Todavía existe el mercadito donde iba a comprar con un carrito de feria, como si fuera a la feria, con la vergüenza propia de los adolescentes destinados para los mandados. Tal como ocurre con la casa de Libertad, convertida en estacionamiento de un local comercial, ya no vive nadie allí. La casa está igualita por fuera pero no la habita nadie; es decir, constantemente. Acaso mi pieza en el altillo esté pintada color lila satinado o sea bodega de la ropa blanca o alacena para los licores. No atino a imaginar su distribución actual. A comienzos de los setenta no era para nada apropiada más que para vivir en ella. Cuando pude ir con mi pareja a saciar mi curiosidad no lo hice y ahora ya no es posible.
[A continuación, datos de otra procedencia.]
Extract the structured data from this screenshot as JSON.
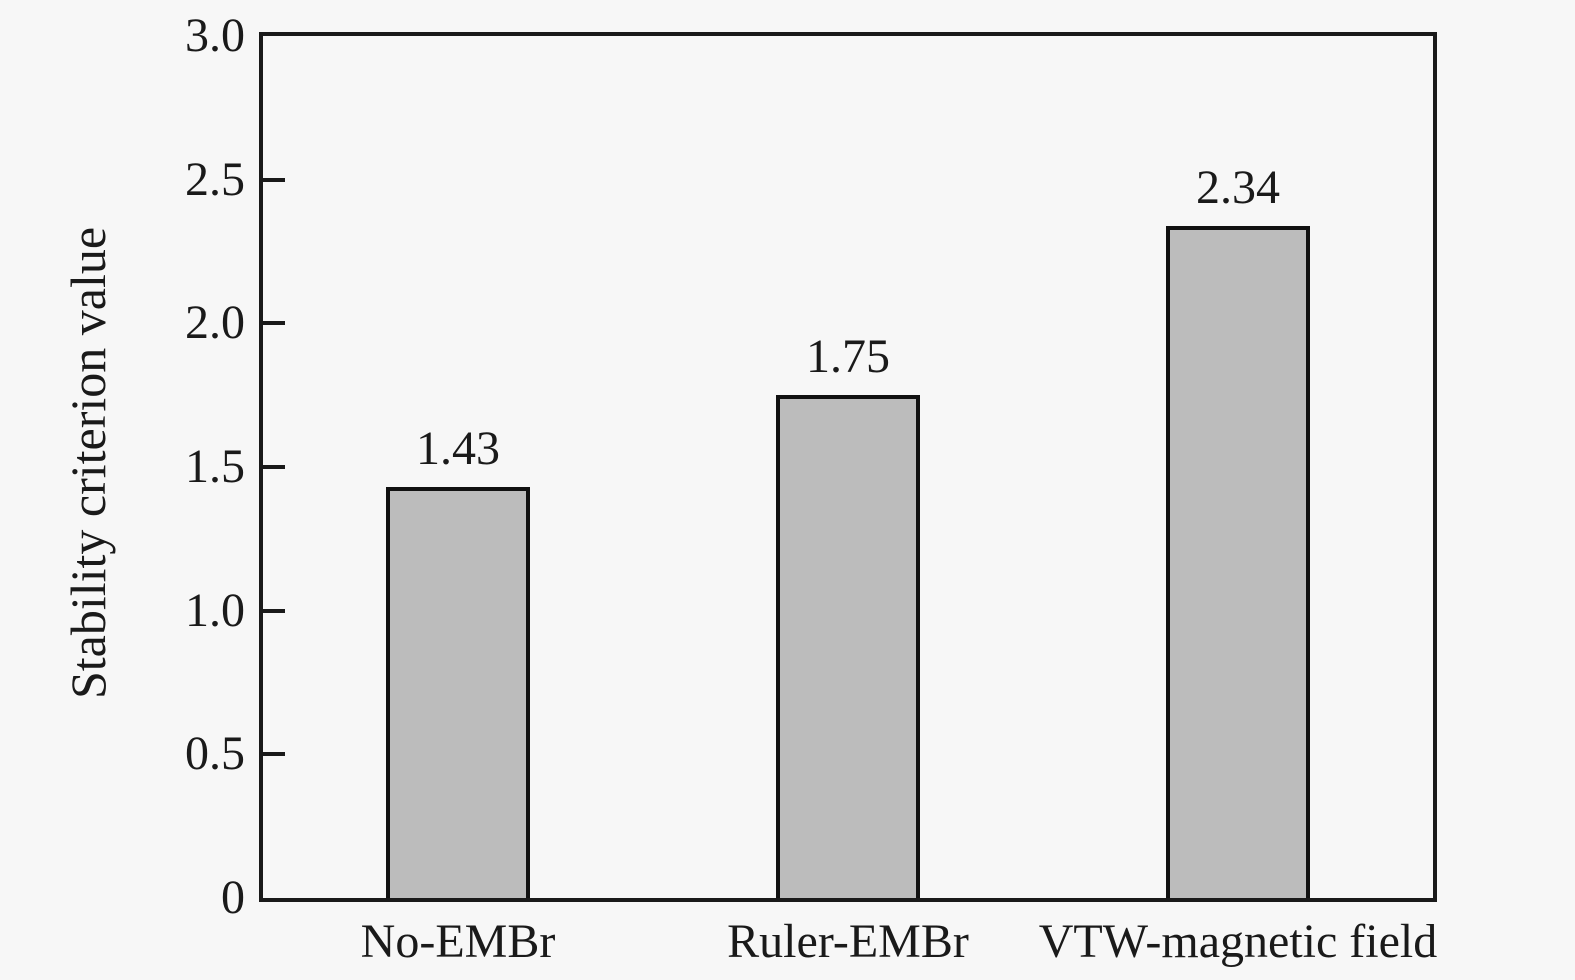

Los postigos de madera de las ventanas amanecieron cerradas a machote en la casa de calle Rosas, a un par de cuadras de la Plaza Yungay, decía, tal como todas las demás casas a todo lo largo visible de la calle en ambos sentidos. No era miedo porque no había nada que temer –lo sabíamos–, no era siquiera precaución, porque bien podíamos habernos asomado al antejardín, guarnecidos por la reja con llave, ondeando la bandera chilena sumados al festejo. De hecho estábamos con el corazón jubiloso tras la puerta atrancada, las luces apagadas y en silencio. Era sorpresa e ignorancia porque lo desconocido siempre se siente como una amenaza. La noche de ese 4 de septiembre fue larga. A medianoche pasó la primera horda interminable en completa algazara gritando consignas y cada tanto siguieron pasando grupos menos numerosos pero igualmente eufóricos hasta casi el amanecer. Venían de escuchar desde los balcones de la Federación de Estudiantes de Chile, la FECH, palabras prometedoras y por primera vez, dirigidas especialmente para ellos. “¡Qué extraordinariamente significativo es que pueda yo dirigirme al pueblo de Chile y al pueblo de Santiago desde la Federación de Estudiantes!”, decía la figura a lo lejos con la peor amplificación posible.

Fue así como pasaron gritando consignas que demandaban cosas que ya teníamos las personas que vivíamos en casas sólidas, calles pavimentadas con el nombre pintado en cada esquina, agua potable y alcantarillado; luz eléctrica desde el poste. Cosas tan normales. Éramos de los mismos pero ellos parecían no reconocernos, y nos verían como enemigos sabiéndonos tras las mamparas. Iban de regreso a Barrancas, a El Arenal, a El Resbalón, a la Herminda de la Victoria; al barro o al polvo, al pozo negro. Sin poder verlos desde nuestros refugios, se adivinaba en ellos una alegría ingenua como la del niño Luchín.